Sur les demandes accessoires
Le PETR ayant succombé, la décision déférée sera infirmée en ce qu’elle a condamné la SAS MORANCE à lui verser une somme 1 000 euros au titre de l’article 700 du code de procédure civile.
Il serait inéquitable de laisser à la charge de la SAS MORANCE les sommes exposées en cause d’appel ce qui commande l’octroi d’une somme de 1 000 euros, en application des dispositions de l’article 700 du code de procédure civile.

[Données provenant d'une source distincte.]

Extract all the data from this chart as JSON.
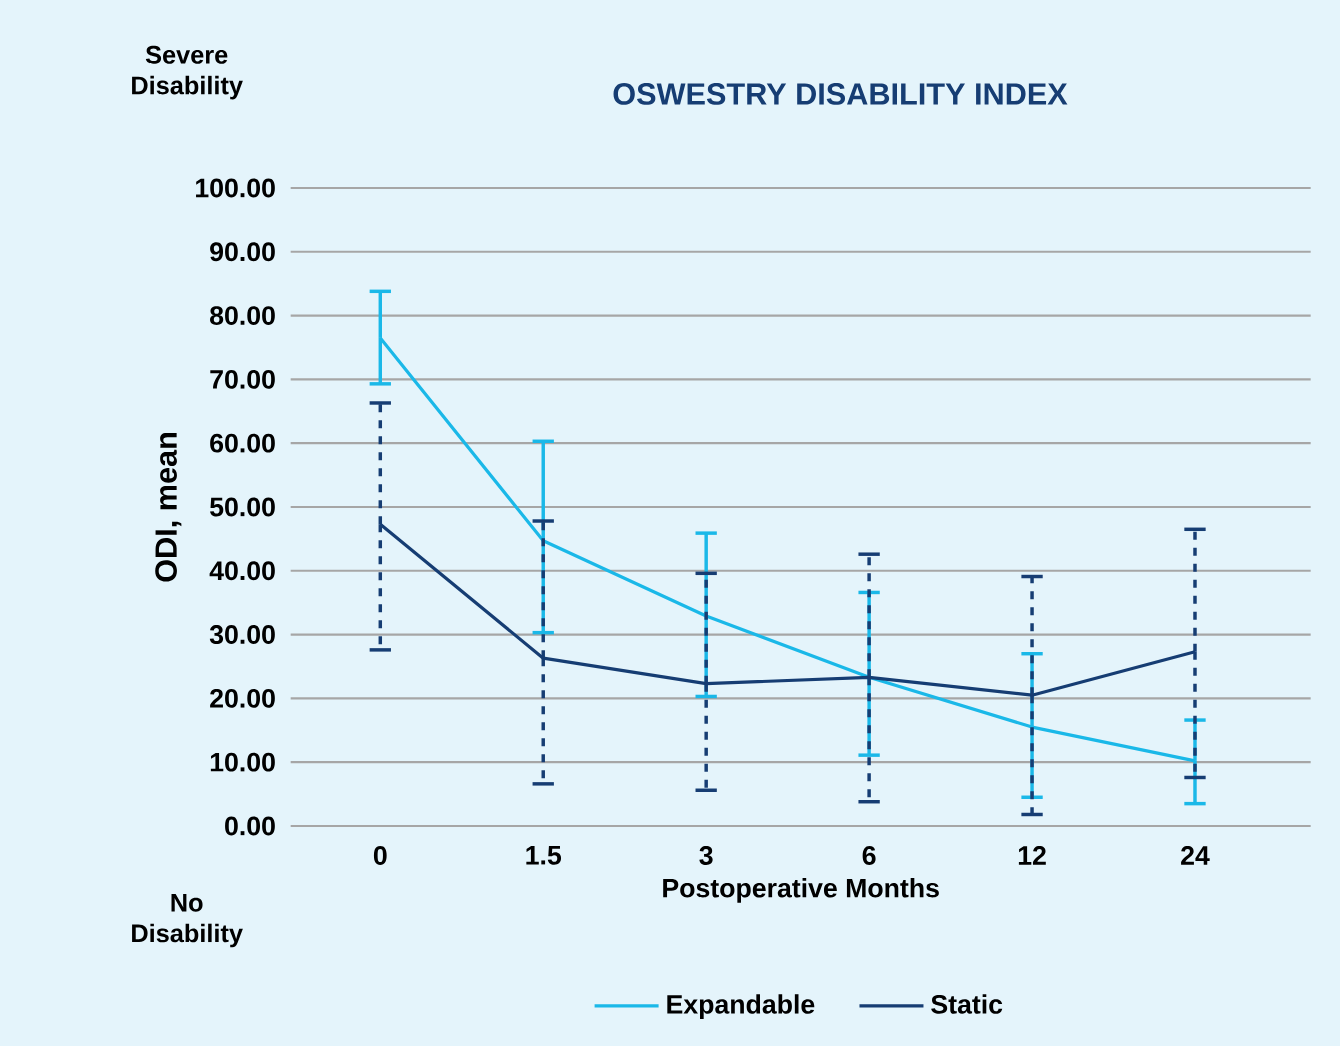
{
  "chart_data": {
    "type": "line",
    "title": "OSWESTRY DISABILITY INDEX",
    "xlabel": "Postoperative Months",
    "ylabel": "ODI, mean",
    "annotations": [
      "Severe Disability",
      "No Disability"
    ],
    "categories": [
      "0",
      "1.5",
      "3",
      "6",
      "12",
      "24"
    ],
    "series": [
      {
        "name": "Expandable",
        "color": "#1ab8e8",
        "values": [
          76.5,
          44.7,
          32.9,
          23.3,
          15.5,
          10.2
        ],
        "errors": [
          [
            69.3,
            83.8
          ],
          [
            30.3,
            60.3
          ],
          [
            20.3,
            45.9
          ],
          [
            11.1,
            36.6
          ],
          [
            4.5,
            27.0
          ],
          [
            3.5,
            16.6
          ]
        ]
      },
      {
        "name": "Static",
        "color": "#163d73",
        "values": [
          47.3,
          26.3,
          22.3,
          23.3,
          20.5,
          27.3
        ],
        "errors": [
          [
            27.6,
            66.3
          ],
          [
            6.6,
            47.8
          ],
          [
            5.6,
            39.6
          ],
          [
            3.8,
            42.6
          ],
          [
            1.8,
            39.1
          ],
          [
            7.6,
            46.5
          ]
        ]
      }
    ],
    "ylim": [
      0,
      100
    ],
    "yticks": [
      {
        "value": 0,
        "label": "0.00"
      },
      {
        "value": 10,
        "label": "10.00"
      },
      {
        "value": 20,
        "label": "20.00"
      },
      {
        "value": 30,
        "label": "30.00"
      },
      {
        "value": 40,
        "label": "40.00"
      },
      {
        "value": 50,
        "label": "50.00"
      },
      {
        "value": 60,
        "label": "60.00"
      },
      {
        "value": 70,
        "label": "70.00"
      },
      {
        "value": 80,
        "label": "80.00"
      },
      {
        "value": 90,
        "label": "90.00"
      },
      {
        "value": 100,
        "label": "100.00"
      }
    ],
    "grid": "y",
    "legend": "bottom",
    "marker": "none",
    "line_style": "solid"
  }
}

Les dépens de première instance et d’appel seront mis à la charge du PETR.
PAR CES MOTIFS :
La Cour, après en avoir délibéré conformément à la loi, statuant publiquement, par arrêt contradictoire prononcé par mise à disposition et en dernier ressort,
Infirme l’ordonnance de référé rendue le 17 décembre 2024 par le juge des référés du Tribunal judiciaire d’Auch, uniquement en ce qu’elle :
— condamné la SAS MORANCE à communiquer au Pôle Equilibre Territorial et Rural une facture de vente détaillant chaque poste : véhicule de marque Citroën modèle C4 CACTUS PURETECH 110 FEEL immatriculé DS 951 VW (série VR70PHNZBFE539303, formalités de carte grise, carburant et gravage) le prix HT par poste taux et montant de TVA et montant TTC ainsi que le coût total/montant HT, TVA et TTC, sous astreinte de 100 euros par jour de retard, passé un délais de 8 jours courant à compter de la signification de la présente ordonnance ;
— condamné la SAS MORANCE à payer au Pôle Equilibre Territorial et Rural la somme de 2 000 euros, à titre de provision ;
— condamné la SAS MORANCE à payer au Pôle Equilibre Territorial et Rural la somme de 1 000 euros, en application des dispositions de l’article 700 du code de procédure civile ;
— condamné la SAS MORANCE aux entiers dépens ;
Statuant à nouveau :
Rejette la demande du Pôle Equilibre Territorial et Rural tendant à la condamnation de la SAS MORANCE à établir une nouvelle facture de vente du véhicule Citroën modèle C4 CACTUS PURETECH 110 FEEL immatriculé DS 951 VW et à sa communication sous astreinte ;
Rejette la demande de dommages et intérêts formulée par le Pôle Equilibre Territorial et Rural ;
Rejette les demandes formulées par le Pôle Equilibre Territorial et Rural au titre des dispositions de l’article 700 du code de procédure civile ;
Condamne le Pôle Equilibre Territorial et Rural à payer à la SAS MORANCE la somme de 1 000 euros, en application de l’article 700 du code de procédure civile ;
Condamne le Pôle Equilibre Territorial et Rural aux dépens de première instance ainsi qu’aux dépens d’appel.
Le présent arrêt a été signé par Marianne DOUCHEZ-BOUCARD, présidente, et par Nathalie CAILHETON, greffière, à laquelle la minute de la décision a été remise par le magistrat signataire.